Tag Archives: war on terror

The Terrorists Have Won

The Terrorists Have Won

I was out in the park with the dogs this morning talking to my friend Carolyn-the-Constable about the miserable state of the economy and how it affects not only both of us, but literally everyone we know. We couldn’t think of a single soul who was not affected in some way by, if nothing else, the atmosphere in the country.  And then it came to me: the terrorists have won.

Think about it for a minute.  What did the terrorists want? They wanted to punish America for its ungodlike, lavish lifestyle, and the way it was spreading its culture around the world. The terrorists thought, and still think, that we deserved to die simply because of the way we live.

So they flew their planes into the World Trade Center and the Pentagon, and they accomplished their purpose. We don’t live that way anymore. They destroyed the uniqueness of America: its optimism, its upward mobility, and its entrepreneurship. And they did it the way terrorists always do everything: by creating a climate of fear.

Into that climate walked George W. Bush, the perfect insecure dry drunk, and his sidekick Dick Cheney. Out of fear, they created two wars, one against the Taliban, and one against  God-knows-who in Iraq. We spent dollars and lives in both wars, with inconclusive results. And despite what everyone says about the American people not being asked to sacrifice, we have sacrificed a lot: our current comfort, our social contract, our futures, and those of our children. As a people, we have given our all, and the terrorists have still won, because they have frightened us.

We now have a political system polarized and stalemated by fear, and a Treasury decimated by debt. (And I mean that word almost literally.

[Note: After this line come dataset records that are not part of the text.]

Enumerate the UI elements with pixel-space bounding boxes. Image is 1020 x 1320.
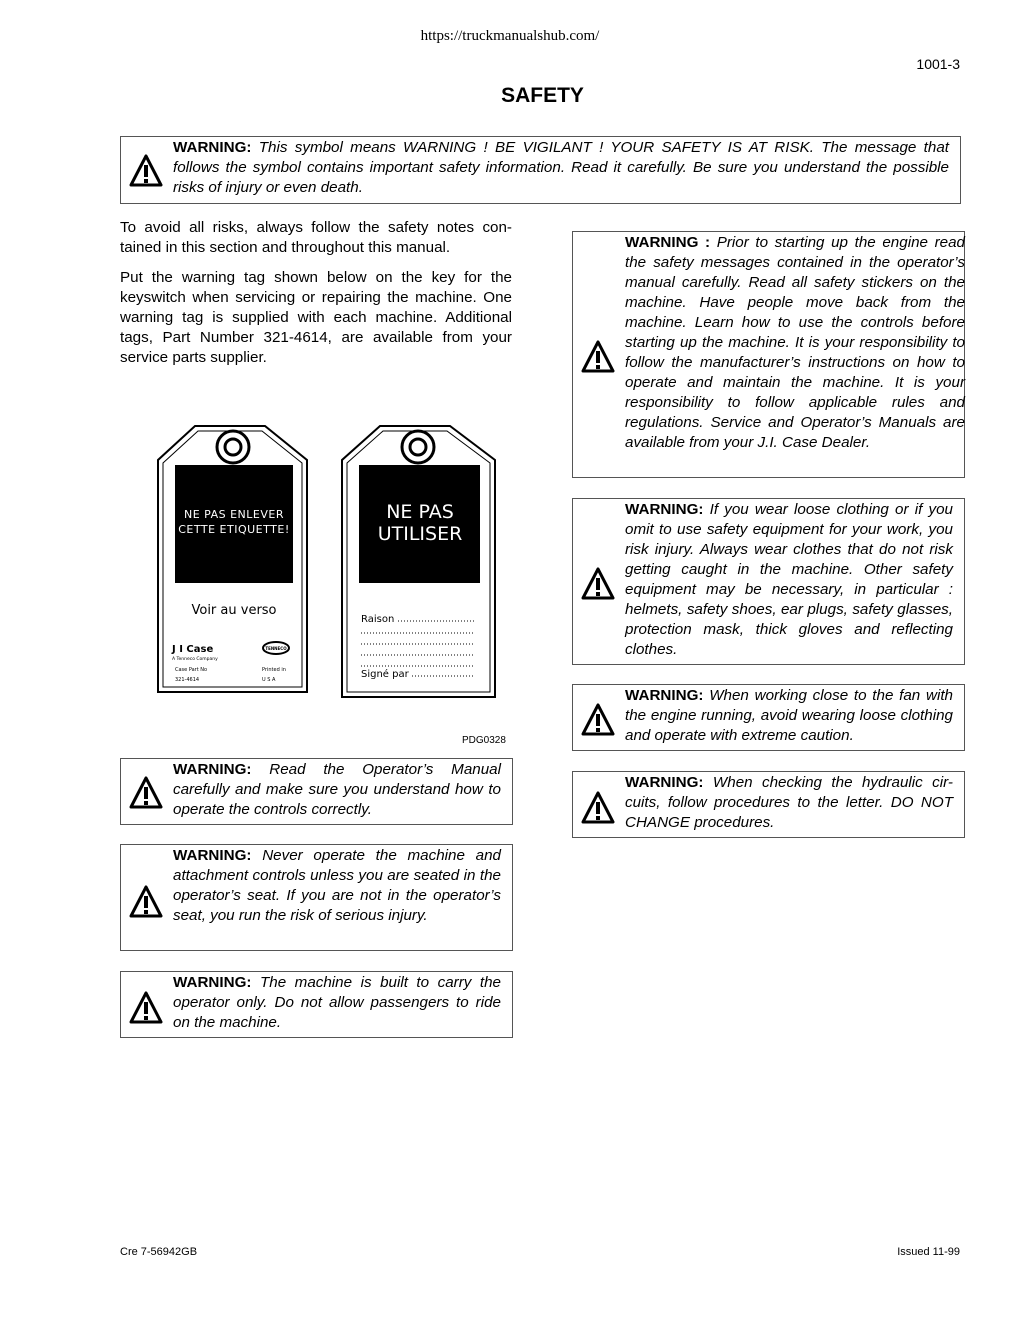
tag1-verso: Voir au verso — [191, 603, 277, 618]
warning-box-seated — [120, 844, 513, 951]
warning-body: The machine is built to carry the operator only. Do not allow passengers to ride on the machine. — [173, 974, 501, 1031]
warning-triangle-icon — [129, 991, 163, 1025]
warning-triangle-icon — [581, 340, 615, 374]
warning-text — [625, 773, 953, 833]
warning-box-symbol — [120, 136, 961, 204]
tag-back — [342, 426, 495, 697]
intro-paragraph-2: Put the warning tag shown below on the key for the keyswitch when servicing or repairing the machine. One warning tag is supplied with each machine. Additional tags, Part Number 321-4614, are available from your service parts supplier. — [120, 269, 512, 366]
warning-triangle-icon — [129, 885, 163, 919]
tag1-logo: TENNECO — [265, 646, 287, 651]
warning-triangle-icon — [581, 703, 615, 737]
warning-label: WARNING : — [625, 234, 717, 251]
tag-front — [158, 426, 307, 692]
tag1-line1: NE PAS ENLEVER — [184, 508, 284, 521]
warning-label: WARNING: — [173, 761, 270, 778]
tag2-raison: Raison — [361, 614, 395, 625]
warning-text — [173, 760, 501, 820]
warning-box-passengers — [120, 971, 513, 1038]
warning-box-fan — [572, 684, 965, 751]
warning-text — [173, 138, 949, 198]
tag1-part-label: Case Part No — [175, 667, 208, 673]
warning-body: When checking the hydraulic cir- cuits, follow procedures to the letter. DO NOT CHANGE procedures. — [625, 774, 953, 831]
footer-issued: Issued 11-99 — [897, 1246, 960, 1258]
warning-box-loose-clothing — [572, 498, 965, 665]
tag2-line1: NE PAS — [386, 501, 454, 523]
warning-body: Never operate the machine and attachment controls unless you are seated in the operator’s seat. If you are not in the operator’s seat, you run the risk of serious injury. — [173, 847, 501, 924]
warning-triangle-icon — [581, 791, 615, 825]
warning-text — [625, 686, 953, 746]
tag1-line2: CETTE ETIQUETTE! — [178, 523, 290, 536]
warning-label: WARNING: — [173, 139, 259, 156]
warning-label: WARNING: — [173, 847, 263, 864]
warning-text — [173, 973, 501, 1033]
header-url: https://truckmanualshub.com/ — [420, 28, 600, 44]
tag2-line2: UTILISER — [377, 523, 463, 545]
tag1-printed-country: U S A — [262, 677, 276, 683]
warning-box-starting-engine — [572, 231, 965, 478]
warning-triangle-icon — [129, 154, 163, 188]
tag1-brand: J I Case — [172, 644, 214, 655]
intro-paragraph-1: To avoid all risks, always follow the safety notes con- tained in this section and throughout this manual. — [120, 219, 512, 256]
warning-box-hydraulic — [572, 771, 965, 838]
warning-label: WARNING: — [173, 974, 260, 991]
page-number: 1001-3 — [916, 56, 960, 72]
warning-text — [625, 233, 965, 453]
warning-tags-illustration — [150, 420, 500, 705]
warning-label: WARNING: — [625, 687, 710, 704]
figure-caption: PDG0328 — [462, 735, 506, 746]
warning-box-operators-manual — [120, 758, 513, 825]
warning-triangle-icon — [581, 567, 615, 601]
tag1-brand-sub: A Tenneco Company — [172, 657, 218, 662]
warning-text — [625, 500, 953, 660]
tag2-signe: Signé par — [361, 669, 409, 680]
footer-doc-code: Cre 7-56942GB — [120, 1246, 198, 1258]
warning-label: WARNING: — [625, 774, 713, 791]
warning-body: When working close to the fan with the engine running, avoid wearing loose clothing and operate with extreme caution. — [625, 687, 953, 744]
page-title: SAFETY — [501, 84, 584, 107]
tag1-part-no: 321-4614 — [175, 677, 200, 683]
warning-label: WARNING: — [625, 501, 710, 518]
warning-body: This symbol means WARNING ! BE VIGILANT ! YOUR SAFETY IS AT RISK. The message that follows the symbol contains important safety information. Read it carefully. Be sure you understand the possible risks of injury or even death. — [173, 139, 949, 196]
warning-body: Prior to starting up the engine read the safety messages contained in the operator’s manual carefully. Read all safety stickers on the machine. Have people move back from the machine. Learn how to use the controls before starting up the machine. It is your responsibility to follow the manufacturer’s instructions on how to operate and maintain the machine. It is your responsibility to follow applicable rules and regulations. Service and Operator’s Manuals are available from your J.I. Case Dealer. — [625, 234, 965, 451]
tag1-printed-label: Printed in — [262, 667, 286, 673]
warning-body: If you wear loose clothing or if you omit to use safety equipment for your work, you risk injury. Always wear clothes that do not risk getting caught in the machine. Other safety equipment may be necessary, in particular : helmets, safety shoes, ear plugs, safety glasses, protection mask, thick gloves and reflecting clothes. — [625, 501, 953, 658]
warning-text — [173, 846, 501, 926]
warning-body: Read the Operator’s Manual carefully and make sure you understand how to operate the controls correctly. — [173, 761, 501, 818]
warning-triangle-icon — [129, 776, 163, 810]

Our treasury has been cut to roughly a tenth of what it was, and we are drowning in debt) Our country is crumbling, and we can’t get up the mental energy to come together around a solution to rebuild it.

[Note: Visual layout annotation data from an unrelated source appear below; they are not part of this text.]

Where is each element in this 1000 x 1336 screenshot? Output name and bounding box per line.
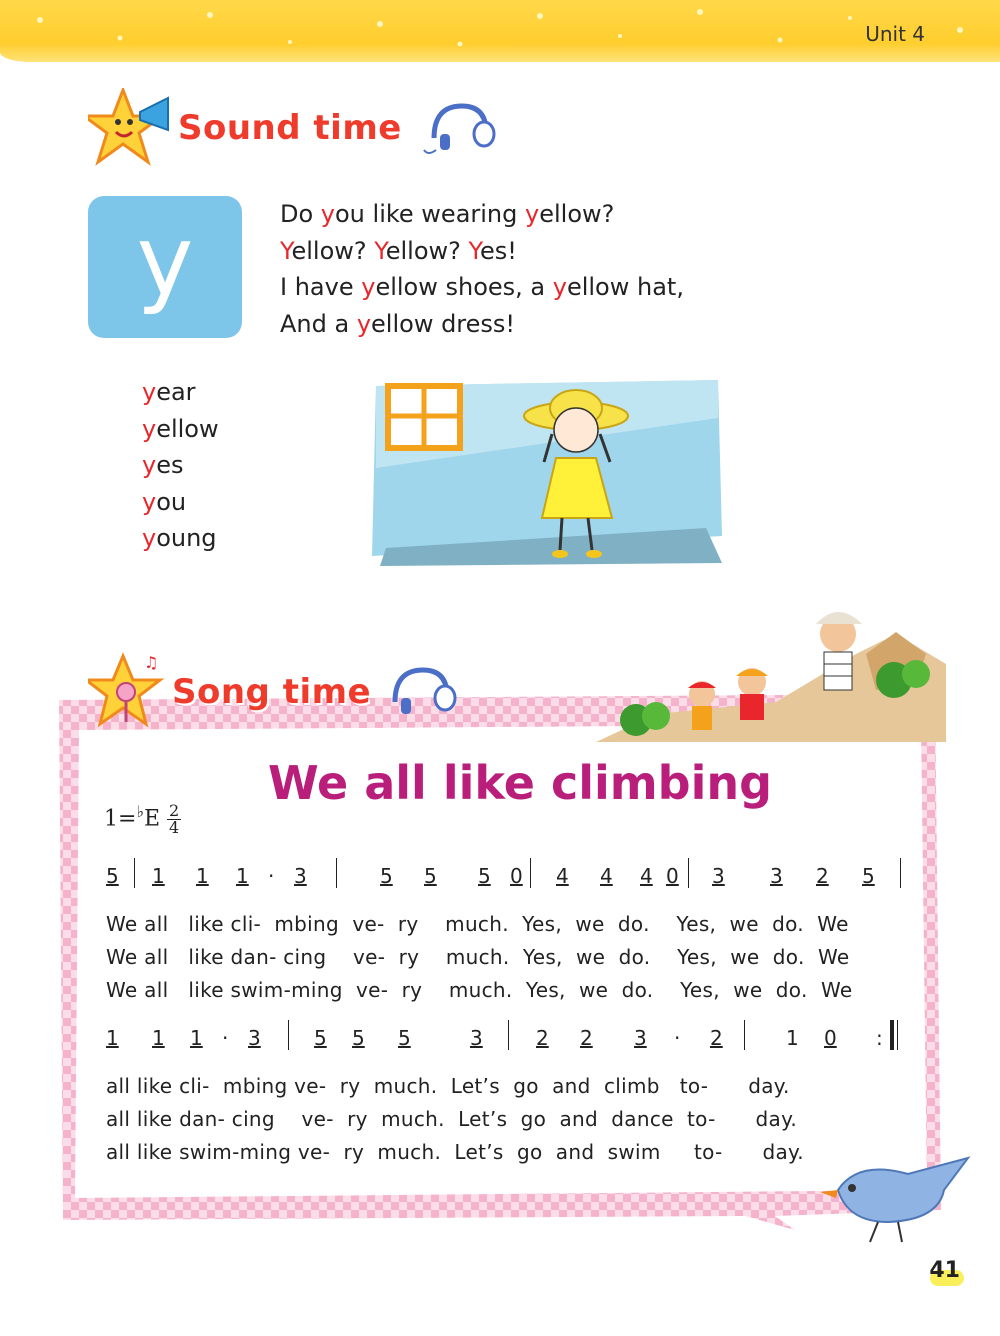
key-signature — [104, 802, 181, 836]
time-sig-numerator: 2 — [169, 800, 180, 820]
song-time-title: Song time — [172, 672, 372, 712]
top-banner — [0, 0, 1000, 62]
unit-label: Unit 4 — [865, 22, 925, 46]
lyrics-block-2 — [106, 1070, 804, 1169]
chant-text — [280, 196, 684, 342]
headphones-icon[interactable] — [383, 662, 463, 722]
song-title: We all like climbing — [267, 756, 773, 810]
word-item: yellow — [142, 414, 219, 443]
letter-y-card: y — [88, 196, 242, 338]
y-word-list — [142, 374, 219, 557]
song-time-header — [88, 652, 463, 732]
notation-line-2: 1 1 1 · 3 5 5 5 3 2 2 3 · 2 1 0 : — [104, 1026, 914, 1056]
lyrics-block-1 — [106, 908, 852, 1007]
word-item: young — [142, 524, 217, 552]
chant-line: Do you like wearing yellow? — [280, 200, 615, 228]
stars-decoration — [0, 0, 1000, 60]
headphones-icon[interactable] — [422, 98, 502, 158]
time-sig-denominator: 4 — [169, 817, 180, 837]
flat-symbol: ♭ — [136, 802, 144, 821]
word-item: yes — [142, 451, 184, 479]
children-hiking-illustration — [596, 594, 946, 744]
lyric-line: We all like dan- cing ve- ry much. Yes, we do. Yes, we do. We — [106, 945, 850, 969]
sound-time-title: Sound time — [178, 108, 402, 148]
bird-illustration — [818, 1150, 974, 1246]
notation-line-1: 5 1 1 1 · 3 5 5 5 0 4 4 4 0 3 3 2 5 — [104, 864, 914, 894]
star-microphone-icon — [88, 652, 172, 732]
girl-in-yellow-illustration — [366, 378, 726, 570]
svg-text:♫: ♫ — [144, 653, 159, 672]
chant-line: And a yellow dress! — [280, 309, 516, 338]
word-item: year — [142, 378, 196, 406]
page-number: 41 — [929, 1258, 960, 1283]
lyric-line: all like dan- cing ve- ry much. Let’s go and dance to- day. — [106, 1107, 798, 1131]
key-prefix: 1= — [104, 806, 137, 832]
lyric-line: all like cli- mbing ve- ry much. Let’s go and climb to- day. — [106, 1074, 790, 1098]
star-megaphone-icon — [88, 88, 178, 168]
lyric-line: We all like cli- mbing ve- ry much. Yes, we do. Yes, we do. We — [106, 912, 849, 936]
time-signature — [167, 800, 181, 837]
lyric-line: We all like swim-ming ve- ry much. Yes, we do. Yes, we do. We — [106, 978, 853, 1002]
chant-line: I have yellow shoes, a yellow hat, — [280, 273, 684, 301]
sound-time-header — [88, 88, 502, 168]
word-item: you — [142, 487, 187, 516]
lyric-line: all like swim-ming ve- ry much. Let’s go and swim to- day. — [106, 1140, 804, 1164]
chant-line: Yellow? Yellow? Yes! — [280, 236, 517, 265]
key-note: E — [143, 806, 161, 832]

This also comes from fear. We are cowering in a corner. The Republicans are fearful that we will burden our children with debt and the stimulus won’t work. The Democrats are afraid the stimulus won’t go far enough, and will omit things like education and health care. Those of us on the sidelines are afraid the government will cease to function and NOTHING will be done.

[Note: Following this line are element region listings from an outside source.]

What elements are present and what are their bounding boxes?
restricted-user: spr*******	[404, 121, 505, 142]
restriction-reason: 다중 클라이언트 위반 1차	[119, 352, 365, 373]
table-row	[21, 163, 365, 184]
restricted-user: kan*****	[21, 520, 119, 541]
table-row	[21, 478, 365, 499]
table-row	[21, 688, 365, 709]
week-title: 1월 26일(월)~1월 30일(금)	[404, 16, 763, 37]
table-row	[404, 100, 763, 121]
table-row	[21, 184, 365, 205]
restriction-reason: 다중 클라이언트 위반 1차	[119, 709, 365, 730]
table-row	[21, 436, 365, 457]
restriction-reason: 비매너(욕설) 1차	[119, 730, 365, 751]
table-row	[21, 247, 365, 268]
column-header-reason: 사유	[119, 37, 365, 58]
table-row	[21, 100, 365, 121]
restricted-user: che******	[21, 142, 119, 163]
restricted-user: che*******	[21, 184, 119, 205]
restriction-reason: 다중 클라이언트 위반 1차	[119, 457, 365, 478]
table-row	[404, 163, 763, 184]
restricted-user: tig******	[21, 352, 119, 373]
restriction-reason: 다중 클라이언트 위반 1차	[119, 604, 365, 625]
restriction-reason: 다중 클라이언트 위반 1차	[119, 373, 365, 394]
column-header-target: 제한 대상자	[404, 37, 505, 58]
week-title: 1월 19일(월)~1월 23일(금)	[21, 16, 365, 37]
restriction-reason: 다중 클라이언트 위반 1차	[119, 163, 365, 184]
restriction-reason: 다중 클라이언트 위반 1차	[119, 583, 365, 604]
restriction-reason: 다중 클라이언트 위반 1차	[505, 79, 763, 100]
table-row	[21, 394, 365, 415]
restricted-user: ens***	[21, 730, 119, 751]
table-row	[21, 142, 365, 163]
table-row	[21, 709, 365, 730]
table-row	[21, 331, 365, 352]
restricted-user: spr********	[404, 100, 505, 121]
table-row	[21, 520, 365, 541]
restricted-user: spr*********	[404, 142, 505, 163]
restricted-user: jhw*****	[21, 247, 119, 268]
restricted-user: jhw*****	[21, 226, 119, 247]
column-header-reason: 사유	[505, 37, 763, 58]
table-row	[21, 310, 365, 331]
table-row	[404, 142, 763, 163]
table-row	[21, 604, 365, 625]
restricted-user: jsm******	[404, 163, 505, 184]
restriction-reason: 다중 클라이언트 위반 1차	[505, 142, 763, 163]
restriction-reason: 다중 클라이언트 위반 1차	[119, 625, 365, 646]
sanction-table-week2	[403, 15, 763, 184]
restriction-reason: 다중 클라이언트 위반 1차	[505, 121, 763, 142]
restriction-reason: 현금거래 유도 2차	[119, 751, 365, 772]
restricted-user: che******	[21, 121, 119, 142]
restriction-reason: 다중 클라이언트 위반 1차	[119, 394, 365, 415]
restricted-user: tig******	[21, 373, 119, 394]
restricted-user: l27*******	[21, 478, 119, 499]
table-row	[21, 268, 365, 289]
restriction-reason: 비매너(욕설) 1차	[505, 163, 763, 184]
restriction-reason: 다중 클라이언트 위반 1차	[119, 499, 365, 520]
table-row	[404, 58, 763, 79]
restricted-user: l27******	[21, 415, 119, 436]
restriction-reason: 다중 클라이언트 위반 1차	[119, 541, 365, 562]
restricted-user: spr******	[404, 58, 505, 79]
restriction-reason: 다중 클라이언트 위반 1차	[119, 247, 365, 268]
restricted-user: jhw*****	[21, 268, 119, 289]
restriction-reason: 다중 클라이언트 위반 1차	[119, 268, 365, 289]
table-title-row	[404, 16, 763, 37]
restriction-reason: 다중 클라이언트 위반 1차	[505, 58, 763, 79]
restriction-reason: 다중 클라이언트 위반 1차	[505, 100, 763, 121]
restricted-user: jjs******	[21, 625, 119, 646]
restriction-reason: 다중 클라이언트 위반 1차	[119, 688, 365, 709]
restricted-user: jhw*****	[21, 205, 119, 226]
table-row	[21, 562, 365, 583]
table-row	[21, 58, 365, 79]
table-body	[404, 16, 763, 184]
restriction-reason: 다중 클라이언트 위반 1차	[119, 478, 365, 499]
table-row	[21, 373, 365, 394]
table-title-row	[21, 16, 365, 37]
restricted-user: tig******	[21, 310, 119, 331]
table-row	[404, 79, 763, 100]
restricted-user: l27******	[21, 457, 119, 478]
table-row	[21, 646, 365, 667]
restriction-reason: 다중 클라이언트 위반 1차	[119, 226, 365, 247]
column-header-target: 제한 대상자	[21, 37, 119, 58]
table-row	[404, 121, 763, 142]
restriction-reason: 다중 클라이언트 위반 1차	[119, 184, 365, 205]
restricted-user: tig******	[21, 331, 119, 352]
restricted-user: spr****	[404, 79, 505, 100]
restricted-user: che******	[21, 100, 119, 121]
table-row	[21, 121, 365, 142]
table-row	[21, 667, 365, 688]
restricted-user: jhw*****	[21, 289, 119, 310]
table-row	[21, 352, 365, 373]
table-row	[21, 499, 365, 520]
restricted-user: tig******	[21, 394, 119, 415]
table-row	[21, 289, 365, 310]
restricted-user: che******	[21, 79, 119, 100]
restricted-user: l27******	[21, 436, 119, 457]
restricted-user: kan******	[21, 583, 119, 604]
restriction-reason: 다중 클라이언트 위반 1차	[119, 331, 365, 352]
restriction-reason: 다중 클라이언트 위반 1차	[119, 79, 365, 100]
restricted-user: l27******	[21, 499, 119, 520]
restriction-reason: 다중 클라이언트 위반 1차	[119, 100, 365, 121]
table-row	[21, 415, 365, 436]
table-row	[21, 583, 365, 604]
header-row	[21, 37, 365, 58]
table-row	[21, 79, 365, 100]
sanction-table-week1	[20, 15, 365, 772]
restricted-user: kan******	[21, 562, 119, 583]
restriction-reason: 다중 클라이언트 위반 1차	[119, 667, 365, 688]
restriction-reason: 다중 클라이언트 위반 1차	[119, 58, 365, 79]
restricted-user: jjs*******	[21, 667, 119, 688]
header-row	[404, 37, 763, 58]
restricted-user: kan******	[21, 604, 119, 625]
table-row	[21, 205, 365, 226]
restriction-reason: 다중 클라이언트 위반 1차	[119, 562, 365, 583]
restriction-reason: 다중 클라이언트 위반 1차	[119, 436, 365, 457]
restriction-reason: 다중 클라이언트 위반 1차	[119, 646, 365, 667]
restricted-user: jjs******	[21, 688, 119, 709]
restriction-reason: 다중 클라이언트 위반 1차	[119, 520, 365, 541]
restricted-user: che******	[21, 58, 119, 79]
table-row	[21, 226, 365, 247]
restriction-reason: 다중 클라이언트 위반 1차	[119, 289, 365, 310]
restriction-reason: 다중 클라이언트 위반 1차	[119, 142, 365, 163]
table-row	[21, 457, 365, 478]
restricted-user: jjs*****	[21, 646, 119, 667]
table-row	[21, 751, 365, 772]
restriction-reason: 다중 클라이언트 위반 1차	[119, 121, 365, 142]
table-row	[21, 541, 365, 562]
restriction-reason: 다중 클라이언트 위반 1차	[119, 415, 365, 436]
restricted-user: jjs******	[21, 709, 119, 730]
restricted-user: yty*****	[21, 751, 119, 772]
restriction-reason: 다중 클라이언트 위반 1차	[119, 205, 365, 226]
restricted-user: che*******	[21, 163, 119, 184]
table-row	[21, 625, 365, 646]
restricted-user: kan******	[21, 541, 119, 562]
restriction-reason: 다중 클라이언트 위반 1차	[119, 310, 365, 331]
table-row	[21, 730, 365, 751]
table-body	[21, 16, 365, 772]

In behavioral psychology, this used to be called “operational neurosis,” and was confined to rats on a grid who were delivered electric shocks on an intermittent, unpredictable basis.

As a country, we have lost the basic philosophical underpinnings of our existence: the social contract. And we’ve lost the basic theological underpinnings of our existence: the Golden Rule. We are all trying to save ourselves, and letting the guy next door hang. And that is how the terrorists have won.